A poet of daring innovation in a period of traditional verse, this week we mark the anniversary of Gerard Manley Hopkins’ death in 1889.
Born in Stratford, Essex in 1844, Gerard Manley Hopkins was the eldest of nine children, born to deeply religious parents. His father was a published poet and Hopkins followed in his footsteps, winning a poetry prize at grammar school and receiving a grant to study Classics at Balliol College, Oxford, where he continued to compose poetic works.
During his time at Oxford, Hopkins left the Anglican Church to convert to Roman Catholicism, becoming a Jesuit priest in 1868. At this time he burned all his poetry, feeling it unbefitting of his new vocation. However he did continue to keep a journal and returned to writing poetry in 1875 while living in Wales where he was inspired by the language and landscape. It was around this period that he penned the lauded The Wreck of the Deutschland after five Franciscan nuns died in a shipwreck.
During his time as a clergyman, Hopkins served as a parish priest in the slums of Manchester, Liverpool and Glasgow, living in Dublin from 1884 until his death of typhoid fever in 1889. He did not enjoy his time in Ireland, being overworked, exhausted and unwell, and his poetry of the time reflect this unhappiness, being termed the “terrible sonnets”. Among these were No Worst, There Is None which featured in this year’s Liverpool LightNight performance, and this week’s Featured Poem, My Own Heart.

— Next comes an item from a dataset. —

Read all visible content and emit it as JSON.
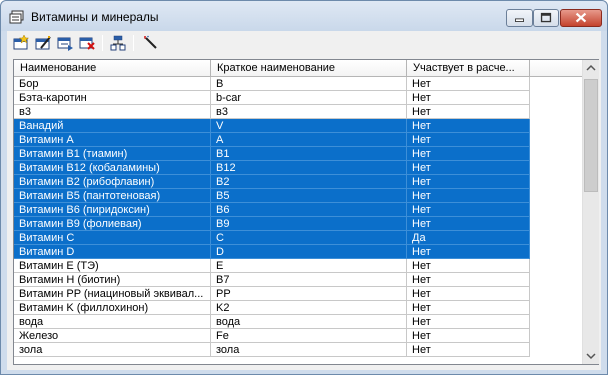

These sonnets show the poet’s struggle with spiritual and artistic matters, reflecting a melancholy which, according to Hopkins’ own testimony, he suffered from all his life. Hopkins defined this ‘terrible pathos’ as a “darkness and confusion of soul … diffidence without hope and without love, so that [the soul] finds itself altogether slothful, tepid, sad, and as it were separated from its Creator and Lord.”
My Own Heart
My own heart let me more have pity on; let
Me live to my sad self hereafter kind,
Charitable; not live this tormented mind
With this tormented mind tormenting yet.
I cast for comfort I can no more get
By groping round my comfortless, than blind
Eyes in their dark can day or thirst can find
Thirst ’s all-in-all in all a world of wet.
Soul, self; come, poor Jackself, I do advise
You, jaded, let be; call off thoughts awhile
Elsewhere; leave comfort root-room; let joy size
At God knows when to God knows what; whose smile
’s not wrung, see you; unforeseen times rather—as skies
Betweenpie mountains—lights a lovely mile.